I really have to fill the page with apologies. Please, forgive me for the trouble. I feel like I've been beaten to death whenever I get an answer from Dirk :) But I’m ok with this. This makes me think twice before sending an email before. You are right. Next question WILL definetely have a minimally reproducible example. I also understood that I need to decrease the number of packages that the package depends on.

> Lastly, and regarding the warning of being unable to parse your 'Infinity'
> argument, we have had the following segment in Section 2.2 of the vignette
> 'Rcpp Attributes' for years:
> 
> Not all \proglang{C++} default argument values can be parsed into their
> \proglang{R} equivalents, however the most common cases are supported, including:
> 
>  Not all C++ default argument values can be parsed into their R equivalents, however
>  the most common cases are supported, including:
>  • String literals delimited by quotes (e.g. "foo")
>  • Decimal numeric values (e.g. 10 or 4.5)
>  • Pre-defined constants including true, false, R_NilValue, NA_STRING, NA_INTEGER,
>  NA_REAL, and NA_LOGICAL.
>  • Selected vector types (CharacterVector, IntegerVector, and NumericVector) instantiated
>  using the ::create static member function.
>  • Matrix types instantiated using the rows, cols constructor.
> 
> So your use case was out of scope.  You could set the default to NA_REAL and
> then (conditionally) replace that value inside the function.

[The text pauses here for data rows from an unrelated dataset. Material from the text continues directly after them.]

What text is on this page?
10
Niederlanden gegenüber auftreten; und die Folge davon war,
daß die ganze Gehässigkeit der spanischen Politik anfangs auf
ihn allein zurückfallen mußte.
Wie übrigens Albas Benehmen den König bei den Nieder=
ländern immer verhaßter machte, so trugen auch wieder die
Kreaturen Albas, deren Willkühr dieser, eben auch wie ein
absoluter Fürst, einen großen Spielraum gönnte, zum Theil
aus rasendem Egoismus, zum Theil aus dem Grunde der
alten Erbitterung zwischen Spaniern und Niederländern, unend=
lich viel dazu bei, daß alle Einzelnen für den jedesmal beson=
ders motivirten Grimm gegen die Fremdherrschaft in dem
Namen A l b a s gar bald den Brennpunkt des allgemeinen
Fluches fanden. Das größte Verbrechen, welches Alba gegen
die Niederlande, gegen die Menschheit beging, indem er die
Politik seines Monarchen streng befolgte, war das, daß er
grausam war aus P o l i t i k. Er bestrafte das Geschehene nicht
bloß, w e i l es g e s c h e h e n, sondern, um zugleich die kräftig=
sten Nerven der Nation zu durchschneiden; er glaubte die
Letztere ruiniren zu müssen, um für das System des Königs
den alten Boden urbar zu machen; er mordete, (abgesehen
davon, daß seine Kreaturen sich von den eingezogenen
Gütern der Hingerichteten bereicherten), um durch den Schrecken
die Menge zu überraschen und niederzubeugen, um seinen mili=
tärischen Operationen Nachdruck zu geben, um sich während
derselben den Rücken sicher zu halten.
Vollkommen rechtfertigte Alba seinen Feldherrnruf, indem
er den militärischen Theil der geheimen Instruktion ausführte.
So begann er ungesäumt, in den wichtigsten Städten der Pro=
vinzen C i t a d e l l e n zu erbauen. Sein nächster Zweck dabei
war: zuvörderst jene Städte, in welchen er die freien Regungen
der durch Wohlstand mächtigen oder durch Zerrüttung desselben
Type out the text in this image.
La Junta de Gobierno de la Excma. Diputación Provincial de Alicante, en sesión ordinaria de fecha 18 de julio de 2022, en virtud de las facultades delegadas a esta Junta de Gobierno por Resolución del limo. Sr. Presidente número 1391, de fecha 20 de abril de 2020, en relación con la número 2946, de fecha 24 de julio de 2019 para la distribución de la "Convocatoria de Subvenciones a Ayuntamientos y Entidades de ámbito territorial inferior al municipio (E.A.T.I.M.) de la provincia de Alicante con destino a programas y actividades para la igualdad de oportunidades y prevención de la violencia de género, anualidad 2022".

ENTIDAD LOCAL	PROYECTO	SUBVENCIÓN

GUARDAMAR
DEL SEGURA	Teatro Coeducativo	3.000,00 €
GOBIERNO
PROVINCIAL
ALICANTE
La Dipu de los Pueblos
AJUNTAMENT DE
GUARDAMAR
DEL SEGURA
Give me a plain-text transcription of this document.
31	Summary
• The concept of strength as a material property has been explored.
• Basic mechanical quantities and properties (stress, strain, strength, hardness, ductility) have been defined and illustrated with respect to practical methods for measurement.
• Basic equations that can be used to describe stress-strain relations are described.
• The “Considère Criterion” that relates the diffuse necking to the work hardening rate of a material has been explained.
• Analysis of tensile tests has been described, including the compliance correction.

I really thank you for the extra deep investigation and comments. I was aware of the warnings but ignored them for a while. I need to make a balance between writing pretty code and main research progress. That’s why the code and design are messy for now. I hope to publish it on CRAN when it is mature enough.

> 
> One of your other problems is that you mix twenty-eight generated function
> interfaces (via the Rcpp::exports() tag, the recommended approach) with the
> very old-school approach of two remaining manual .Call() in your R/hef.R.
> 
> That conflicts with us now using underscores, as the symbol name still used
> by you in .Call() now also needs the underscore.
> 
> That is not a battle we can win: either we try to help everybody by 'hiding'
> unexported symbols by prefixing with an underscore, or allow random mixing of
> Rcpp Attributes with .Call.  I prefer the former.

This was the source of error I figured out an half hour after I sent the e-mail (Silly me!). You are making a great package to integrate C++ easily into R which is a complex task. This tempts people (who know or don’t know C++) to use C++ in their projects and we moslty solve the issues searching by google but it does not always give the best approach to the problem even if I try to find newest ones. I always try to follow and use latest updates but this kind of old approaches might remain in the code.


> 
> Thanks for the report though.  But next time, __please__ try to submit
> something __minimally reproducible__ and not a blob requiring the
> installation of 15 other packages and a download of 300mb.

I thank you for your help and apology for the trouble again.